Partex Oil and Gas (Holdings) Corporation is an oil company owned by PTT Exploration and Production, a company based in Thailand. It was previously owned by the Calouste Gulbenkian Foundation, from Lisbon, Portugal, until it was sold in June 2019.

==History==
Prior to World War I, Calouste Gulbenkian was the entrepreneur behind the formation of the Turkish Petroleum Company which, after many vicissitudes, became the Iraq Petroleum Company in which he held a 5% interest (becoming known as Mr. Five Percent as a result). The contract between Shell, Anglo Persian (now BP), Compagnie Française des Pétroles (now Total), Near East Development Company (ExxonMobil) and Calouste Gulbenkian was signed in July 1928. At the same time the partners undertook to work together within the boundaries of the former Ottoman Empire - the Red Line Agreement. This agreement had a fundamental influence on the future development of the oil reserves in the Middle East and led directly to the Partex Oil and Gas Group's present interests in the United Arab Emirates and the Sultanate of Oman.
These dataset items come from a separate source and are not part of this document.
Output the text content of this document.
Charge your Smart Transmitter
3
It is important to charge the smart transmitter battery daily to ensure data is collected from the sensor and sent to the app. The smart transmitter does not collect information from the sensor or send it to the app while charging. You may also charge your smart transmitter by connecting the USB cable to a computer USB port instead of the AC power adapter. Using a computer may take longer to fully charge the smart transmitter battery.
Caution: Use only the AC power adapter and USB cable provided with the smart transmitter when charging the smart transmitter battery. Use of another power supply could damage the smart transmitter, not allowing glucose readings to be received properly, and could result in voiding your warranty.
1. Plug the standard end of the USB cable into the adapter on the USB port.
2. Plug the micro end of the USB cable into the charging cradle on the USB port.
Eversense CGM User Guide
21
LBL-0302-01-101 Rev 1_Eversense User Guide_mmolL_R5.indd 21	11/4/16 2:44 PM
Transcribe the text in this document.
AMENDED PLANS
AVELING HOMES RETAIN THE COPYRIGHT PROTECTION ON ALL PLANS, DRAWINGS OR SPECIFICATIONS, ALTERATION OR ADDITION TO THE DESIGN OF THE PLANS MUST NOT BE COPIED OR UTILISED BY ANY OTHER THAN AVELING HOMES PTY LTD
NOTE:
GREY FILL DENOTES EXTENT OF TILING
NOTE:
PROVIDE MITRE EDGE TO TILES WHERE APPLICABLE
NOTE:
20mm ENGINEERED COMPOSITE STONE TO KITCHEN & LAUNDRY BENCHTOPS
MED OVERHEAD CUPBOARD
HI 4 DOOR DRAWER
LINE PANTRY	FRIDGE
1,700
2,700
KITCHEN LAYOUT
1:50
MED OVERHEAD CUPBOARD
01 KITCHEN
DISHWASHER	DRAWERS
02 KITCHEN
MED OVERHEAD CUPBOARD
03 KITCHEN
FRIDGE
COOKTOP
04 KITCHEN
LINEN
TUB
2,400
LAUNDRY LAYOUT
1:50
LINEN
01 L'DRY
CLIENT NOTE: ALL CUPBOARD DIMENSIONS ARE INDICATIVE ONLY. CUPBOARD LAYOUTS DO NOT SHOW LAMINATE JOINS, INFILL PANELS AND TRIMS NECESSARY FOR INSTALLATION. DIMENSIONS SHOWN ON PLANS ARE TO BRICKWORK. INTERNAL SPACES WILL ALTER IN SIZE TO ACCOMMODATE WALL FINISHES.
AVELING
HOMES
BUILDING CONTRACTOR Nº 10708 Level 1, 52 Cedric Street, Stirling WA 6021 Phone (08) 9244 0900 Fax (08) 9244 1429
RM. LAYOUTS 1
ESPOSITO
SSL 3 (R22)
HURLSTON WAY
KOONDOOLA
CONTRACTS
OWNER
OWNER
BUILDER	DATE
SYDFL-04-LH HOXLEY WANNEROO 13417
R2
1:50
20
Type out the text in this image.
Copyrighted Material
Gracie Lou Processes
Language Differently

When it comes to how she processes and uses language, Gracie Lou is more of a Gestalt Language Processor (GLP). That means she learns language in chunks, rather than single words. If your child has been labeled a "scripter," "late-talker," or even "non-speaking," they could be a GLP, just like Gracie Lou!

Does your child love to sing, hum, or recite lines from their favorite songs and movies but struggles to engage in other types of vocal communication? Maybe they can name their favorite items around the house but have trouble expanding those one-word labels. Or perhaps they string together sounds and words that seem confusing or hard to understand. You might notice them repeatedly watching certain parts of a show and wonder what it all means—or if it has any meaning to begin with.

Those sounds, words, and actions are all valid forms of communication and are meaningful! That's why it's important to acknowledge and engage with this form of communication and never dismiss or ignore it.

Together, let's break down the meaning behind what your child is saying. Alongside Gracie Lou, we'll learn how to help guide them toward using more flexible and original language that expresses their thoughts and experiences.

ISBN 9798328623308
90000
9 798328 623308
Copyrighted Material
In 1938, before the beginning of World War II, Calouste Gulbenkian incorporated in Panama a company to hold his assets in the oil industry. It was Participations and Explorations Corporation from which came the name Partex.

Calouste Gulbenkian spent the final years of his life in Lisbon, Portugal, where he died in 1955. In his will, he left his oil interests and his art collection to a foundation, which was to be based in Lisbon, Portugal: the Calouste Gulbenkian Foundation.

The Iraq concession was nationalized in 1972, but it's still active in Abu Dhabi and Oman through its joint ventures/concession companies which includes ADPC, ADCO, and POHOL (Private Oil Holdings Oman Ltd.). It also holds concessions in other countries like Kazakhstan, Algeria and Brazil and explores in the Peniche basin in Portugal.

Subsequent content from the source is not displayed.